I enjoyed that the couple are painted as adults taking a part in a mature relationship but they are far from perfect and their situations, from the stresses of the renovation involving the dilapidated house they purchased to the increasing annoyance and ennui they start to feel toward one another, are not always ideal. Even though it appears as though they have more money and means than most couples, the screenplay allows us to identify with them through problems that a lot of partners, married or otherwise, have gone or might go through.

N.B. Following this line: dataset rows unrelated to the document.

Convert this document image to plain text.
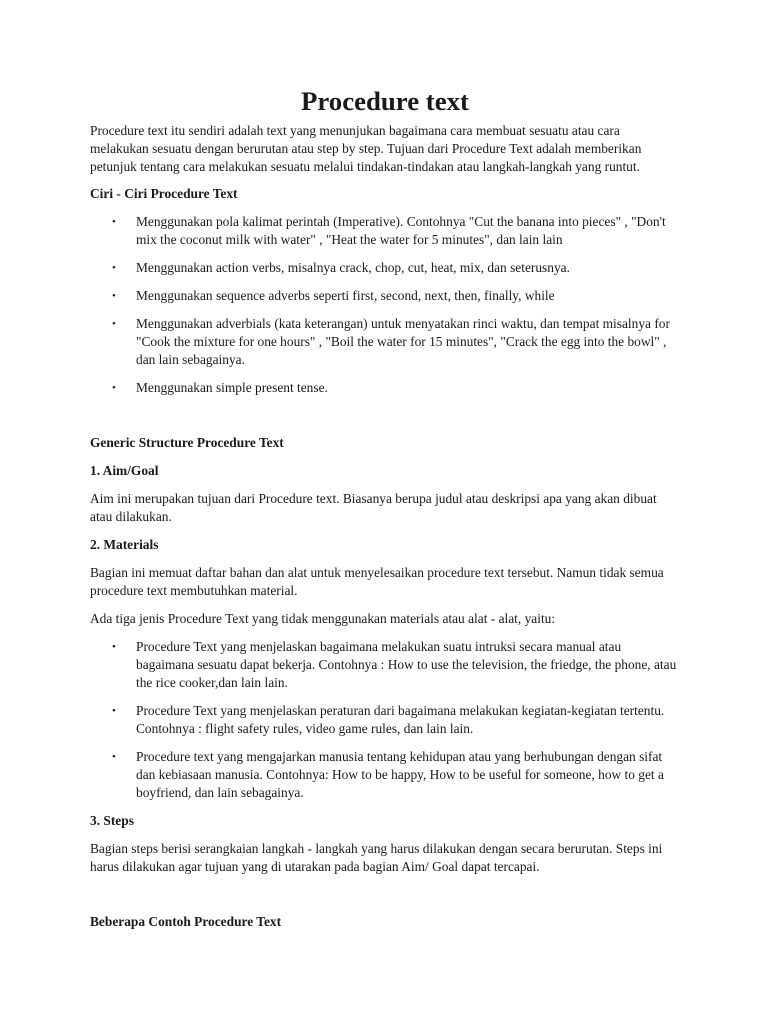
Procedure text

Procedure text itu sendiri adalah text yang menunjukan bagaimana cara membuat sesuatu atau cara melakukan sesuatu dengan berurutan atau step by step. Tujuan dari Procedure Text adalah memberikan petunjuk tentang cara melakukan sesuatu melalui tindakan-tindakan atau langkah-langkah yang runtut.

Ciri - Ciri Procedure Text

• Menggunakan pola kalimat perintah (Imperative). Contohnya "Cut the banana into pieces" , "Don't mix the coconut milk with water" , "Heat the water for 5 minutes", dan lain lain
• Menggunakan action verbs, misalnya crack, chop, cut, heat, mix, dan seterusnya.
• Menggunakan sequence adverbs seperti first, second, next, then, finally, while
• Menggunakan adverbials (kata keterangan) untuk menyatakan rinci waktu, dan tempat misalnya for "Cook the mixture for one hours" , "Boil the water for 15 minutes", "Crack the egg into the bowl" , dan lain sebagainya.
• Menggunakan simple present tense.

Generic Structure Procedure Text

1. Aim/Goal

Aim ini merupakan tujuan dari Procedure text. Biasanya berupa judul atau deskripsi apa yang akan dibuat atau dilakukan.

2. Materials

Bagian ini memuat daftar bahan dan alat untuk menyelesaikan procedure text tersebut. Namun tidak semua procedure text membutuhkan material.

Ada tiga jenis Procedure Text yang tidak menggunakan materials atau alat - alat, yaitu:

• Procedure Text yang menjelaskan bagaimana melakukan suatu intruksi secara manual atau bagaimana sesuatu dapat bekerja. Contohnya : How to use the television, the friedge, the phone, atau the rice cooker,dan lain lain.
• Procedure Text yang menjelaskan peraturan dari bagaimana melakukan kegiatan-kegiatan tertentu. Contohnya : flight safety rules, video game rules, dan lain lain.
• Procedure text yang mengajarkan manusia tentang kehidupan atau yang berhubungan dengan sifat dan kebiasaan manusia. Contohnya: How to be happy, How to be useful for someone, how to get a boyfriend, dan lain sebagainya.

3. Steps

Bagian steps berisi serangkaian langkah - langkah yang harus dilakukan dengan secara berurutan. Steps ini harus dilakukan agar tujuan yang di utarakan pada bagian Aim/ Goal dapat tercapai.

Beberapa Contoh Procedure Text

Streep and Nicholson are joyous to watch because there are times when their dialogue does not come across as scripted. For instance, when the two of them eat pizza and burst in song, I felt very awkward, at least initially, then gradually got into it and found the whole thing charming and delightful. Eventually, however, the film focuses on the heartbreak Rachel experiences when it finally clicks that her husband is having an affair and he is making a fool out of her.
I found the writing one-sided—which is frustrating. Since all the scenes of the affair happens off-screen, the blow of the infidelity, at least from our perspective, is softened. While we might feel bad for Rachel, we do not feel betrayed by him. Our lack of connection to the husband is strengthened further by the screenplay not allowing us to see or experience what he feels after his wife confronted him. There is almost a sense of unfairness because we watch them get into a relationship as two people coming together but the fallout is dealt with by taking sides.
Lastly, the friendship between Rachel and Richard (Jeff Daniels) is worth delving into but the picture does not make time to establish what makes their friendship work. And so when Rachel turns to Richard for consolation during her darkest trials, we are not moved or touched by what they share.
Nevertheless, I am giving “Heartburn,” directed by Mike Nichols, a marginal recommendation because there are moments in it that do ring true. The performances are strong but is incongruent with a screenplay that lacks consistent wit and focus.